Australia’s retirement system is building inequality at breakneck speed, with the superannuation system ballooning at a huge cost to the budget bottom line.
Over the next three years, the cost super tax concessions impose on the budget will grow by a massive 69 per cent, from $30.55 billion to $51.65 billion.
Meanwhile, the cost to the budget of the age pension will rise only 13.3 per cent – from $38.3 billion to $54.7 billion – mainly driven by the ageing population.
That superannuation growth is not of itself a bad thing as it is enabling more Australians to enjoy a secure retirement – what the creators of compulsory superannuation back in 1992 had in mind when they developed the system.As Martin Fahy, CEO of the Association of Superannuation Funds of Australia, points out, the system is well designed in that it is providing growing retirement balances without blowing out the government budget, as is happening in some OECD countries.
“The cost of Australia’s retirement income system is affordable now and into the future and remains the most affordable of the OECD countries.”
The ballooning growth of superannuation will increase its cost to the government but Dr Fahy says the system will balance out.
“Modest growth in government assistance in terms of percentage of GDP for superannuation, in the form of tax concessions, will be offset in the coming years by reduced age pension expenditure due to higher superannuation account balances as the system moves to 12 per cent superannuation guarantee”.
But the current superannuation system is so slanted to the benefit of high income earners that its supercharged growth is inequitable and therefore gives big state-funded benefits to people who don’t need the help.
During the current year, 50 to 60 per cent of all superannuation tax concessions (about $16.8 billion) will go to the top 20 per cent of income earners. The bottom 50 per cent, or half the workforce, will only get perhaps 15 per cent – or $4.58 billion – in super tax concessions.
The drivers behind high-income earners’ dominance within the system are high contribution caps.
They allow those with the wherewithal to put up to $25,000 a year into their superannuation on a discounted tax rate of only 15 per cent.
Non-concessional amounts of up to $100,000 a year can also be dropped in till an overall balance of $1.6 million is reached.
Matt Grundoff, an economist with the Australia Institute, says the system needs rebalancing towards people needing further assistance.
“If you look at the projections [in the chart above] you see that the age pension will reduce as a percentage of GDP while superannuation will increase,” Mr Grudnoff said.
“That means the assistance to the highly paid grows while assistance to those with the least relatively declines. If you add together the costs of super and the age pension we will soon get to $100 billion.
“We should take some of the money we splash on the very wealthy –who don’t use the age pension and are capable of giving themselves a comfortable retirement – and use it to increase the base rate of the age pension and relax the rules of the income test.
“That could solve the problem of poverty in retirement and make a real difference for a lot of people. We need to give the system a radical overhaul and stop tinkering at the edges – Australia has the 5th highest rate of pension poverty in the developed world,” he said.

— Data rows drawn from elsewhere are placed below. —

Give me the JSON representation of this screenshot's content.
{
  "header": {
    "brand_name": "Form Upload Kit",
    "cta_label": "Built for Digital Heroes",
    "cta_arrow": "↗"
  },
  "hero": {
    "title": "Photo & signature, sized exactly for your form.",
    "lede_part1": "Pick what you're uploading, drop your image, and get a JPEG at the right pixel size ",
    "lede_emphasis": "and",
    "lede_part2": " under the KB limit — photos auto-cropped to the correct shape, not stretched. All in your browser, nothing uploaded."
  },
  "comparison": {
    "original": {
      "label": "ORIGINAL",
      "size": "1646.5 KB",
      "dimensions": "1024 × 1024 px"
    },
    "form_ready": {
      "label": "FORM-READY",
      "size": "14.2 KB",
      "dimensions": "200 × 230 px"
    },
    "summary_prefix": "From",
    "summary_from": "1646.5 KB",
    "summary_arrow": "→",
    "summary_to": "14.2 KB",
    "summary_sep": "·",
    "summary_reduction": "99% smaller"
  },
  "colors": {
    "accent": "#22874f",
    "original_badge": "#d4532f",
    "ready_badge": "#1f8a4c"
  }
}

Improving equity in the system cannot just be achieved by cutting super contribution limits as the there are gender gaps that need addressing.
Analysis provided by Industry Super Australia found that:
- Men are 51.4 per cent of taxpayers, but get 59.4 per cent of the super contributions tax concessions and 60 per cent of concessions on fund earnings
- Women are 48.6 per cent of taxpayers, but get only 40.6 per cent of contributions tax concessions and 39.8 of earnings concessions
Mr Grudnorfff said a significant rise in the age pension could address those inequalities.
“We could give people a comfortable retirement now without spending more but we are not doing it.”
ISA in its submission to the Retirement Incomes Review (currently under way) made recommendations to improve women’s access to super.
These included removing the $450 minimum monthly pay threshold before super is paid because it denies access to super to part time workers, including many women.
Super should also be paid while workers are using the Commonwealth Paid Parental Leave so that parents taking leave, most commonly women, continue to build their superannuation balances.